Pourquoi ces cheveux sont-ils ainsi boudés par les professionnels ? Parce qu’ils ne les connaissent pas, tout simplement. Tout le monde le sait : en France, la formation autour de ce type de cheveux, « c’est le néant », pour reprendre les mots d’Aline Tacite, coiffeuse et formatrice spécialiste des cheveux texturés, co-fondatrice de Boucles d’Ebène Studio (en 2011), un salon parisien premium dédié à tous les types de boucles. Elle s’est formée en Grande-Bretagne et aux Etats-Unis avant de revenir en France pour partager son expertise.

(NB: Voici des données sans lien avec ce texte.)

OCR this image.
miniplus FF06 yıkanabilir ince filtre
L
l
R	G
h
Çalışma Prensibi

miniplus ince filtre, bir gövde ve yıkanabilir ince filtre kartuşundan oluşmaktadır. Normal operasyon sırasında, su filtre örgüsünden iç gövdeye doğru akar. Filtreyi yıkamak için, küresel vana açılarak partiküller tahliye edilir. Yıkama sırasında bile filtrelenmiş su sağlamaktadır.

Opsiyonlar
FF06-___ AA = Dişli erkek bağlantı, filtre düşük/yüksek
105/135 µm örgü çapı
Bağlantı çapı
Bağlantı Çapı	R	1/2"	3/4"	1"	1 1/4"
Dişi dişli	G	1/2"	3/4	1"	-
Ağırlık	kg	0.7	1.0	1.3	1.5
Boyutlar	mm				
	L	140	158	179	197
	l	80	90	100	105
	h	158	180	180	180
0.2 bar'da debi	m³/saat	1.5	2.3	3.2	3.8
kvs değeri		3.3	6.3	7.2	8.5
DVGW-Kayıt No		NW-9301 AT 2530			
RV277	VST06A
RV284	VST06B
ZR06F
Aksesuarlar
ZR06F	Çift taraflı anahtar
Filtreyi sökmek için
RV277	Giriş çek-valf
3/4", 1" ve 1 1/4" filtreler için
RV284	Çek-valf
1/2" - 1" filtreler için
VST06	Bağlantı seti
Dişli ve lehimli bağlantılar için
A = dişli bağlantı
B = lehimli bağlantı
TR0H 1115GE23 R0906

Un no man's land en termes de formation

Aude Livoreil-Djampou, coiffeuse et docteure en chimie qui a écumé la planète au service du groupe L’Oréal pendant 17 ans avant de créer Studio Ana’e, un salon et centre de formation multitextures, ne le dit pas autrement : la coiffure des cheveux frisés/crépus en France, « c’est un no man’s land. Il n’existe aucune formation dédiée dans les cursus de formation professionnelle (CAP, BP et BTS). Les quelques coiffeurs experts, essentiellement regroupés en région parisienne, se sont formés aux Etats-Unis, en Angleterre, ou dans les DOM. Ils l’ont fait par volonté personnelle et par passion pour le cheveu, en dehors de tout circuit de formation nationale. » C’est ainsi qu’elle-même a ouvert son propre salon premium, Studio Ana’e, en 2015 (aujourd’hui décliné en 3 entités, à Paris) : ayant épousé un Français d’origine camerounaise, elle a eu 3 enfants métis et a voulu… les coiffer. Elle s’est rendu compte que personne ne pouvait l’aider.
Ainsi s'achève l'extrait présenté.